So, here we are at this convention to remind ourselves where we come from and to claim the future for ourselves and for our children. Today our great Democratic Party, which has saved this nation from depression, from fascism, from racism, from corruption, is called upon to do it again — this time to save the nation from confusion and division, from the threat of eventual fiscal disaster, and most of all from the fear of a nuclear holocaust.
That’s not going to be easy. Mo Udall is exactly right — it won’t be easy. And in order to succeed, we must answer our opponent’s polished and appealing rhetoric with a more telling reasonableness and rationality.

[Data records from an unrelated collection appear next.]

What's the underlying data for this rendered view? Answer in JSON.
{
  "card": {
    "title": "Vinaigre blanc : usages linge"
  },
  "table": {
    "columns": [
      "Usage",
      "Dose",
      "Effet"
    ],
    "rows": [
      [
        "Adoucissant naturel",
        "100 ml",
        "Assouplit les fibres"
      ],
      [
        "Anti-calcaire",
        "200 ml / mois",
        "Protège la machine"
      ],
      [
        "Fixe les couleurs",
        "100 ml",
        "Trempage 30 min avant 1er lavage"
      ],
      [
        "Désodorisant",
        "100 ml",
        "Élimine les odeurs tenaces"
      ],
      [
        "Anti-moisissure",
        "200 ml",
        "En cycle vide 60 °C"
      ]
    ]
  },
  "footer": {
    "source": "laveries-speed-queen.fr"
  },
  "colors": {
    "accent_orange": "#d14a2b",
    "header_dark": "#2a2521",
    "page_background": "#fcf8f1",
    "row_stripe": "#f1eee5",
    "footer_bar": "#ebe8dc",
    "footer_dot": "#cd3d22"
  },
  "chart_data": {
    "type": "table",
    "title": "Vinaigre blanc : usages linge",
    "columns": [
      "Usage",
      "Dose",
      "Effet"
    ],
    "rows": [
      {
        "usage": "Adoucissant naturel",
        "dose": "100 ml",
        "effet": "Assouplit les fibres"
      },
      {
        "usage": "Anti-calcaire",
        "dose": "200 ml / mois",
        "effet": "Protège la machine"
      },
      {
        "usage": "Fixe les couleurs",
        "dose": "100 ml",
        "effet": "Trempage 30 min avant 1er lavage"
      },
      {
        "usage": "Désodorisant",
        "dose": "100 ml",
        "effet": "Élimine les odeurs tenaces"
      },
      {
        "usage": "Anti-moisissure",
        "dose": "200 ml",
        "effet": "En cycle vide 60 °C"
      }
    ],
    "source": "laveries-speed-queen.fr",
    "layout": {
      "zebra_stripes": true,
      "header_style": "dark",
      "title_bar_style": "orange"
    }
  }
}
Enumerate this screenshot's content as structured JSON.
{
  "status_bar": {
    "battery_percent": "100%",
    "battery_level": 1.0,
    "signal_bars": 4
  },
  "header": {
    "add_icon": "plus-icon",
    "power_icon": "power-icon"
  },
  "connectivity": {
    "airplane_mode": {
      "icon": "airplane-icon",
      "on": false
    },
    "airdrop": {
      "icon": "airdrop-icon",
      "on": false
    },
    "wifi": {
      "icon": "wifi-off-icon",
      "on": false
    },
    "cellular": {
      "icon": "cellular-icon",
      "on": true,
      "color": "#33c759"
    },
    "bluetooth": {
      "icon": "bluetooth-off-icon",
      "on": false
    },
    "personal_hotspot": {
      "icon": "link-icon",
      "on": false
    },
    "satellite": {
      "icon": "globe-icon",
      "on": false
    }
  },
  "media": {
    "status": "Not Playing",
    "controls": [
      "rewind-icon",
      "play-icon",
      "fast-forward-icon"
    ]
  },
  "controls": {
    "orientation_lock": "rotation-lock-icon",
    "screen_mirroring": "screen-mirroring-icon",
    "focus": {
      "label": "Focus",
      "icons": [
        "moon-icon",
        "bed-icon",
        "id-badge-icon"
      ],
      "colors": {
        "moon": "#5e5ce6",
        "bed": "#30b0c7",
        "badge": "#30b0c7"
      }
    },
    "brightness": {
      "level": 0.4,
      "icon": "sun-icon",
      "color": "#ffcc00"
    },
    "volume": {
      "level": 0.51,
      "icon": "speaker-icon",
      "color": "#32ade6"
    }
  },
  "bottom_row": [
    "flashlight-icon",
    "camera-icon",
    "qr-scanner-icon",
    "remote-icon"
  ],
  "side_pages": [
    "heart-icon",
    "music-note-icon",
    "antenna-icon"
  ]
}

We must win this case on the merits. We must get the American public to look past the glitter, beyond the showmanship to the reality, the hard substance of things. And we’ll do it not so much with speeches that sound good as with speeches that are good and sound; not so much with speeches that will bring people to their feet as with speeches that will bring people to their senses. We must make — We must make the American people hear our “Tale of Two Cities.” We must convince them that we don’t have to settle for two cities, that we can have one city, indivisible, shining for all of its people.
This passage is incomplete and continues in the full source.